Healthy Skepticism Library item: 799
Warning: This library includes all items relevant to health product marketing that we are aware of regardless of quality. Often we do not agree with all or part of the contents.
 
Publication type: news
Goldstein N.
Important Leadership Lessons from Outer Space Exploration
Inside Influence Report 2005 Feb
Full text:
In trying to understand how these disasters came about, consider the following exchange between a Columbia disaster investigator and the chairwoman of the mission management team:
Investigator: “As a manager, how do you seek out dissenting opinions?”
Chairwoman: “Well, when I hear about them…”
Investigator: “By their very nature you may not have heard about them…what techniques do you use to get them?”
The chairwoman didn’t have an answer (Langewiesche, 2003, p. 82).

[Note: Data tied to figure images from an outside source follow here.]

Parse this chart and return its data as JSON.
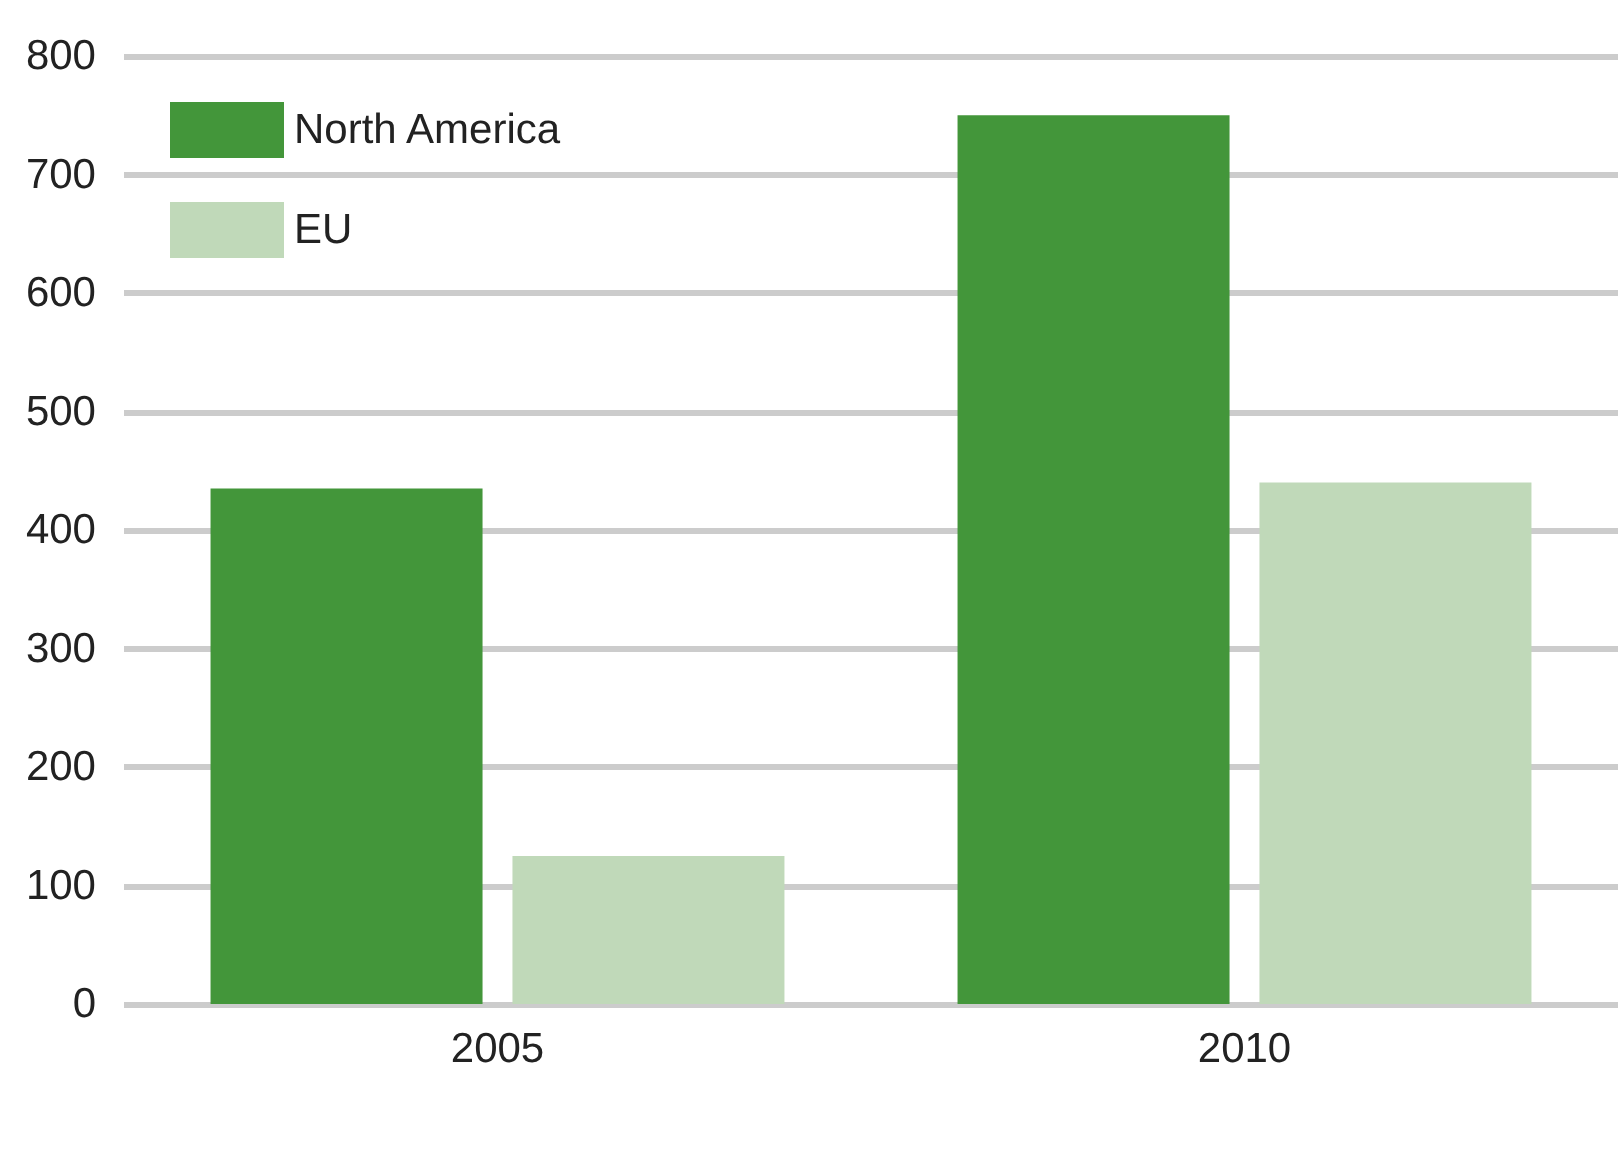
{
  "chart_data": {
    "type": "bar",
    "categories": [
      "2005",
      "2010"
    ],
    "series": [
      {
        "name": "North America",
        "color": "#43963a",
        "values": [
          435,
          750
        ]
      },
      {
        "name": "EU",
        "color": "#c0d9b9",
        "values": [
          125,
          440
        ]
      }
    ],
    "ylim": [
      0,
      800
    ],
    "yticks": [
      0,
      100,
      200,
      300,
      400,
      500,
      600,
      700,
      800
    ],
    "grid": "y",
    "legend": "top left"
  }
}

In the case of the Columbia, managers ignored requests from lower-level staff to ask the Department of Defense to use its spy satellites to photograph potentially damaged areas of the shuttle, and in the case of the Challenger, managers ignored warnings from the engineers that the cold weather on the day of the launch might caused the O-rings to fail. What factors can lead to such poor decision-making?
Examining real world decision-making failures such as Kennedy’s Bay of Pigs invasion and Nixon’s Watergate scandal, social psychologist Irving Janis (1972, 1983) developed a theory for how groups come to make poor decisions, known as groupthink. Groupthink is a kind of group thinking style in which there is a greater need among members of the group to get along and agree with one another than to seek out and critically assess alternative viewpoints and ideas. Groupthink has many antecedent factors, including a desire for group cohesiveness, isolation from outside influences, and directive leaders who make their opinions known-factors that are present at various levels of management in many businesses. These factors often lead to a perceived pressure from others to conform to the leader’s viewpoint, a perceived need to self-censor opposing views and keep the leaders shielded from such views, perceptions that members completely agree with one another, and perceptions of those outside the group as inferior. The end result is a defective discussion and decision-making process, often characterized by an incomplete survey of alternative ideas, a biased information search process, and failure to assess the risks of the alternative favored by the group’s leaders (Kenrick, Neuberg, & Cialdini, 2005).
What kinds of steps can we take to avoid such inferior decision-making? Group decision-making can be improved by promoting criticism and skepticism of all viewpoints, especially the leading viewpoint favored by the group’s leaders. If it is possible, the group should be asked for their thoughts before the leader makes it known which position he or she favors. Importantly, even after a decision has been made, the group should reconvene to discuss any doubts they may still have about the decision. Further, it is important to bring in outside experts, who will be less biased in their assessments of ideas.
Unfortunately, we can’t change the outcomes of colossal decision-making failures and national tragedies that have already occurred. But we can learn from them.